Les dix-neuf recommandations de la CFDA se fondent sur les constats du rapport « La situation des exilés sur le littoral de la Manche et de la Mer du Nord – La loi des  »jungles » », rédigé après une mission dans une région où diverses formes de migrations se poursuivent depuis des années. Pour autant, leur pertinence se vérifie partout où, en France et dans les Etats membres de l’Union européenne, des personnes parce qu’elles migrent, recherchent ou demandent une protection, voient leurs droits fondamentaux violés.

Le respect de la dignité de toute personne visé par ces recommandations se traduit au quotidien par un ensemble de droits, civils et politiques, économiques et sociaux. Les migrants ne sont pas exclus de la protection de ces droits. Leur statut administratif ne peut et ne doit pas constituer un prétexte pour ne pas respecter leurs droits ou ne pas les protéger. Les Etats, notamment ceux impliqués dans la gestion de la frontière transmanche – frontière extérieure de l’espace Schengen –, doivent respecter les règles nationales et internationales et en être les garants. En conséquence, les lieux où les étrangers en situation d’errance sont amenés à vivre ne doivent en aucun cas être régis par des normes d’exception et l’absence de droits.

L’ensemble des recommandations recoupe les droits protégés par les conventions internationales ratifiées par la France. Il existe en particulier un principe indérogeable selon lequel une personne ne peut être renvoyée « sur les frontières des territoires où sa vie ou sa liberté serait menacée »327, ou si elle risque d’y être exposée à des actes de torture ou des traitements inhumains ou dégradants328. Ce principe de non-refoulement s’impose à tous les Etats pour toutes les personnes présentes sur son territoire quel que soit leur statut administratif. Afin de respecter ce principe, les Etats doivent s’abstenir de procéder à de tels renvois mais aussi s’assurer qu’une personne ne soit pas soumise des violations graves de ses droits fondamentaux sur son territoire la contraignant à un retour involontaire vers un pays où sa liberté et sa sécurité ne serait pas protégée.

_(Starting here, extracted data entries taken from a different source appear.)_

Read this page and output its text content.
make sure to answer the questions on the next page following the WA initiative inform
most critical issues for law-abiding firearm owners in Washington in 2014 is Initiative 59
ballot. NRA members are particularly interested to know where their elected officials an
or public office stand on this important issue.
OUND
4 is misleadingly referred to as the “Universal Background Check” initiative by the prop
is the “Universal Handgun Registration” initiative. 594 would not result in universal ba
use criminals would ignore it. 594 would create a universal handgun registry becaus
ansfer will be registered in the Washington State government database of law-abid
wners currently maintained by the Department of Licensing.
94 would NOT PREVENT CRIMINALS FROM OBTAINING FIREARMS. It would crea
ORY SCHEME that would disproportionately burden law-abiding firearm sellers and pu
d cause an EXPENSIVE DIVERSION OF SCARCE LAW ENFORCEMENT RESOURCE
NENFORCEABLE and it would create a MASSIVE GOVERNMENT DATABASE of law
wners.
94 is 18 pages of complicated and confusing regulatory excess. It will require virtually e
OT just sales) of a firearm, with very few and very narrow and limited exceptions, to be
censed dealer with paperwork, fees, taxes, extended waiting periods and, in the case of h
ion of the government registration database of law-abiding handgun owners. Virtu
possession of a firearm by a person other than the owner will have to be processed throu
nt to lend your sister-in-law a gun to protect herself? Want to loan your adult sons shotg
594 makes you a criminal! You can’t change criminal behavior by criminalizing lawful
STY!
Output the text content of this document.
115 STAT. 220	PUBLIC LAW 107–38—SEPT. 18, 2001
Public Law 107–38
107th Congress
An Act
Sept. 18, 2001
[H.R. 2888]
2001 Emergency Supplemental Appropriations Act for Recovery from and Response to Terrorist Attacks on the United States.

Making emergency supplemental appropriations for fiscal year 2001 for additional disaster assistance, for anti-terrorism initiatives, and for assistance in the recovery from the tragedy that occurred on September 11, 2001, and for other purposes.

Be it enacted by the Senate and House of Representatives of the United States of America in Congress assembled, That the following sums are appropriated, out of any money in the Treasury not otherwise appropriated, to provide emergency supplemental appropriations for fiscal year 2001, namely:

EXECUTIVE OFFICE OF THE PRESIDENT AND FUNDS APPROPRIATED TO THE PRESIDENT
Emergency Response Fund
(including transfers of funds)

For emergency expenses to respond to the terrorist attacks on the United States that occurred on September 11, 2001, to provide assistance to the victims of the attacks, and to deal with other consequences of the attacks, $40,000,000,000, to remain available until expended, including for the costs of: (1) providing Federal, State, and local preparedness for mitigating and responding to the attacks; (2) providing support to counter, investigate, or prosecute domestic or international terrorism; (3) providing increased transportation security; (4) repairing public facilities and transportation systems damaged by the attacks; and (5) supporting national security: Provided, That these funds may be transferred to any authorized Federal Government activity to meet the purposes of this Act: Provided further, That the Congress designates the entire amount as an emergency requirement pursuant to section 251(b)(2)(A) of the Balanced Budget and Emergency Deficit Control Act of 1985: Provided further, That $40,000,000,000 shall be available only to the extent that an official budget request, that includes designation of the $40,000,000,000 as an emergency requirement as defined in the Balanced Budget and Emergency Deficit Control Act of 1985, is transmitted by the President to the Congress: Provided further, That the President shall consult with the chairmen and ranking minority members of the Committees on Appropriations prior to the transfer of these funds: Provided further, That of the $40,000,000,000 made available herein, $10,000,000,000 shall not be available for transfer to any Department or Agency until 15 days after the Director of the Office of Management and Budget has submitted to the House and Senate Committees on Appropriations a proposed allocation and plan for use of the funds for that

Les propositions sont regroupées autour de cinq thématiques : le respect du droit d’asile, l’obligation d’accueillir dignement les migrants dont les demandeurs d’asile, la protection des personnes vulnérables, l’arrêt des pressions policières et les droits des personnes maintenues en rétention.

327 Article 33 de la Convention du 28 juillet 1951 relative au statut des réfugiés.
328 Article 3 de la Convention européenne des droits de l’homme.

II. Les conditions d’accueil

7- Les migrants, quel que soit leur statut administratif, doivent pouvoir bénéficier d’un hébergement, d’une aide alimentaire et d’un accès aux soins, dans le respect de la dignité humaine. Ceux qui déposent une demande d’asile doivent pouvoir bénéficier d’une structure d’hébergement adaptée et d’un accompagnement sociojuridique dans le suivi de leur dossier.

8- L’Etat et les collectivités territoriales (régions, départements, municipalités) doivent mettre en place des dispositifs d’accueil suffisants avec des conditions décentes, notamment dans les villes situées sur le littoral, au besoin avec des lits supplémentaires dans les centres d’accueil d’urgence, voire des douches municipales. Il faut rappeler aux centres d’hébergement que l’aide sociale à l’hébergement n’exclut aucune personne en détresse, quelle que soit sa nationalité ou sa situation administrative.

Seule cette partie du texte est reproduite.